The school on Montgomery Road is concluding the targeted campaign kicked off when Joshua's sister, Jodi Bahrijczuk, who is now 16 and a junior at Howard High School, enrolled in kindergarten at the same time as Joshua Berkley and Lauren Cerwonka, whose families have since moved out of the area.

The statistical improbability of having three 5-year-olds with CF was matched by another equally unfathomable fact: Jodi and Joshua's other sibling — a sister, Jamie Bahrijczuk, who followed Jodi to Elkridge Elementary and is now a 13-year-old student at Elkridge Landing Middle School — also has the disease.

Both girls were able to be there for their brother at this year's final fundraiser, which basically was chaos set to blaring music barely recognizable above the students' enthusiasm.

"This is just typical elementary kids' behavior," said Jodi, who, with Jamie, summoned Joshua for a quick photo to remember the day.

"It's been wonderful to work with Elkridge Elementary and it's been a good time for my kids," Amy said, noting all three have been relatively healthy for a few years with few hospital visits for lung or intestinal blockages. "I'd never even heard of cystic fibrosis until I was pregnant with my first child."

'Huge, huge news'

While CF is an inherited illness, neither Amy nor her husband, Bob, have it. But both of them do carry the defective gene that causes it, a fact uncovered through genetic testing during Amy's first pregnancy.
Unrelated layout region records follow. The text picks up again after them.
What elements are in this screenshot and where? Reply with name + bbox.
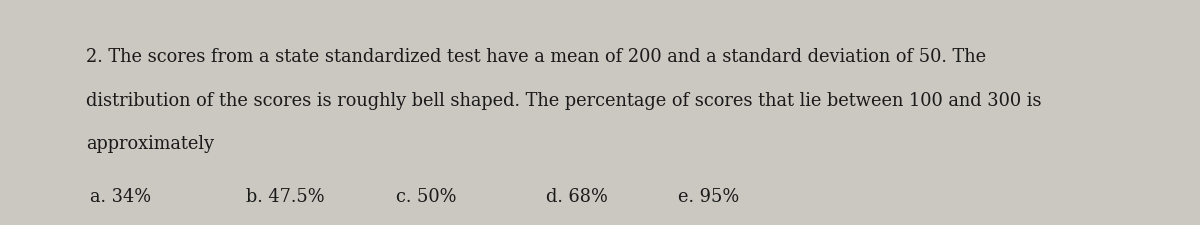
Text: a. 34%: a. 34%	[90, 187, 151, 205]
Text: c. 50%: c. 50%	[396, 187, 456, 205]
Text: 2. The scores from a state standardized test have a mean of 200 and a standard d: 2. The scores from a state standardized …	[86, 47, 986, 65]
Text: d. 68%: d. 68%	[546, 187, 608, 205]
Text: b. 47.5%: b. 47.5%	[246, 187, 325, 205]
Text: approximately: approximately	[86, 134, 215, 152]
Text: distribution of the scores is roughly bell shaped. The percentage of scores that: distribution of the scores is roughly be…	[86, 91, 1042, 109]
Text: e. 95%: e. 95%	[678, 187, 739, 205]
One in 20 people carry the gene, but most aren't aware that they do, explained Suzanne Nolan, senior development director of the Maryland chapter of the Cystic Fibrosis Foundation. Some 30,000 cases of CF have been diagnosed in this country, and Nolan said about 1,000 new cases are diagnosed each year.

In order to be born with cystic fibrosis a child must inherit two copies of the CF gene, one copy from each parent, Nolan said. If both parents are carriers of the CF gene, but don't have the disease themselves, their child will have a 1 in 4 chance of inheriting both defective copies and having cystic fibrosis.

In order for all three of their kids to get CF, both parents had to pass on their defective genes in each of Amy's three pregnancies, though there was a 75 percent chance each time that wouldn't happen, Nolan explained.

"With our ability to beat the odds, I always say we're going to win the lottery big one day," Amy said with a laugh, relying on humor to relieve the stress of dealing with a life-threatening disease.

"I find the more optimistic Bob and I are, the healthier the kids are, so it's worked out for us that way," she said.

Today, thanks to continued research and specialized care, an increasing number of people with cystic fibrosis are living into adulthood and leading healthier lives that include careers, marriage and families of their own, according to the CFF website.

There's additional cause for hope, Amy said, with the approval of a new drug for CF patients just last month, a development she called "huge, huge news."

Kalydeco just received approval Jan. 31 from theU.S. Food and Drug Administrationfor patients who are age 6 or older and who have a specific mutation of the CF gene, according to the CFF website.